На маленькое крыльцо вышел Винсент Жильбер и огляделся. Он держал что-то в руках. Что-то длинное и металлическое.
Услышав негромкий треск открывающейся молнии на кармане, он покрутил головой, и его взгляд остановился на Гамаше.
Арман подошел к нему, встал перед ним.
– Что вы здесь делаете, Винсент? – спросил он.
– Что здесь делаете
Полицейские Surete последовали в дом за Винсентом Жильбером.
Гамаш увидел, что Жан Ги держит руку на молнии кармана, еще не расстегнутой до конца, и подал ему знак: еще рано.
Изабель была единственной, кто раньше не бывал в доме святого идиота. Она быстро оглядела комнату.
Медная кровать, отделенная от остального пространства книжными полками, располагалась у одной стены. У другой над потертой деревянной кухонной столешницей теснились шкафчики; рядом стоял старый сосновый обеденный стол. А посередине оставалось место для «гостиной» у печки, в ней-то Жильбер и шуровал кочергой, с которой только что выходил на крыльцо.
В доме было тепло, стоял свежий сосновый и травяной запах. Запах леса. Словно бревенчатые стены были иллюзией. Как и многое другое в этом деле.
Горела газовая лампа, а на печке закипала вода в кофейнике.
Сценка могла бы показаться идеально домашней, если бы не ружье на кофейном столике рядом с кружками, сливочником и сахарницей. Натюрморт родом из Аппалачей.

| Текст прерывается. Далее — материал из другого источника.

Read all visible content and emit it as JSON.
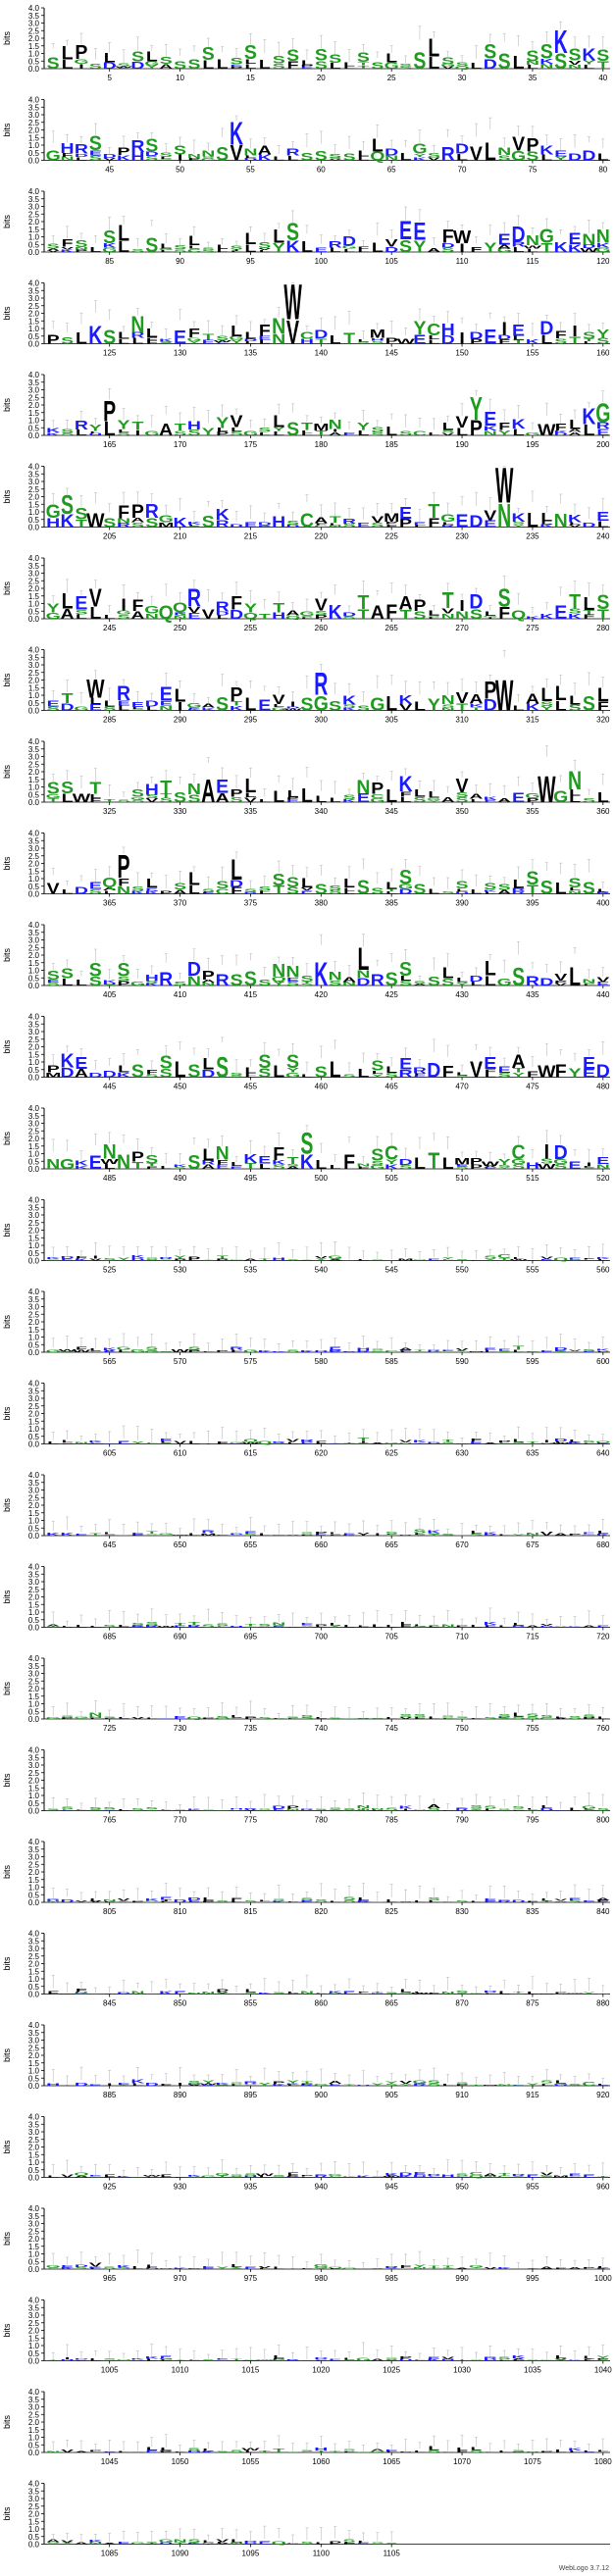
{
  "footer_text": "WebLogo 3.7.12",
  "chart_data": {
    "type": "sequence-logo",
    "ylabel": "bits",
    "ylim": [
      0,
      4.0
    ],
    "yticks": [
      "0.0",
      "0.5",
      "1.0",
      "1.5",
      "2.0",
      "2.5",
      "3.0",
      "3.5",
      "4.0"
    ],
    "positions_per_row": 40,
    "first_position": 1,
    "last_position": 1105,
    "x_tick_interval": 5,
    "rows": 28,
    "colors": {
      "hydrophobic": "#000000",
      "polar": "#1f9b1f",
      "basic": "#1a1aff",
      "acidic": "#1a1aff"
    },
    "notable_stacks": [
      {
        "position": 37,
        "letters": "KS",
        "bits": 2.6
      },
      {
        "position": 138,
        "letters": "WV",
        "bits": 4.0
      },
      {
        "position": 191,
        "letters": "YP",
        "bits": 2.6
      },
      {
        "position": 233,
        "letters": "WN",
        "bits": 4.0
      },
      {
        "position": 251,
        "letters": "REV",
        "bits": 2.0
      },
      {
        "position": 313,
        "letters": "W",
        "bits": 3.5
      },
      {
        "position": 356,
        "letters": "W",
        "bits": 3.0
      }
    ],
    "sequence_hint": "SLPSLSSLSSSSLSSLSSLSSLSSLSSLSSLSSLSSLSKSGHRSDPRSSSNNSKNALRSSSSLLDLGSRDVLNVPKEDDLSFSLSLSSLSLSLSLSLSLERDFLVEEAFWFYEDNGKENNPSLKSLNLKEFTSLLFNSCDLTLMPWYCHIDEIEKDFISYKSRYPYTGATHYYVGSLSTMNEYSLSCLLVQEFKGWFLKGGSSWSFPRGKKSKDEDHSCATREVMEETGEDVSKLLNKDEYLEVLIFGQQRVRFYTTAGVKDTAFAPLTIDLSQKKETLSETGWLREDELGASPLEVISRSKSGLKLYNVAPELALLLSLSSWTTSSHTSNAEPLLLLLLLSNPLKLLAVAKAEGSGNSLVLDEQP",
    "stack_rule": "each position shows letters stacked by information content; stack heights decay toward zero after position 520"
  }
}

Перед печуркой стояла пара больших кресел. Одно для одиночества. Два для дружеской беседы.
Ни Генри Дэвид Торо, ни Винсент Жильбер не ждали такой большой компании. Да и двух людей, сидящих в креслах, трудно было назвать друзьями.
– Позвольте? – спросил Гамаш, выходя вперед и показывая на ружье.
– А если не позволю? – хмыкнул Жильбер, поудобнее устраиваясь в кресле и не выпуская из рук кочерги. – Как вам известно, у меня разрешение.
– Верно. Но разрешения целиться в людей у вас нет.
– Оно только лежит на столе, Арман. Какой от него вред?
Пока никакого.
– С вами все в порядке? – спросила Лакост у Эбигейл.
– Да.
– А что с ней могло случиться? – пожал плечами Жильбер.
Изабель перевела взгляд с него на Эбигейл. Она не могла сообразить, кто здесь заложник, а кто захватчик. Она видела, что Гамаш и Бовуар испытывают такие же трудности.
Если Жильбер держал в руках кочергу, практически вцепился в нее, то ружье лежало ближе к Эбигейл.
– Мы просто беседовали, – сказала Эбигейл. – Двое ученых сравнивали впечатления. Но похоже, пришло время прийти к какому-то выводу. Вы так не считаете, доктор Жильбер?
– Считаю, профессор Робинсон. Арман, вы чем-то встревожены?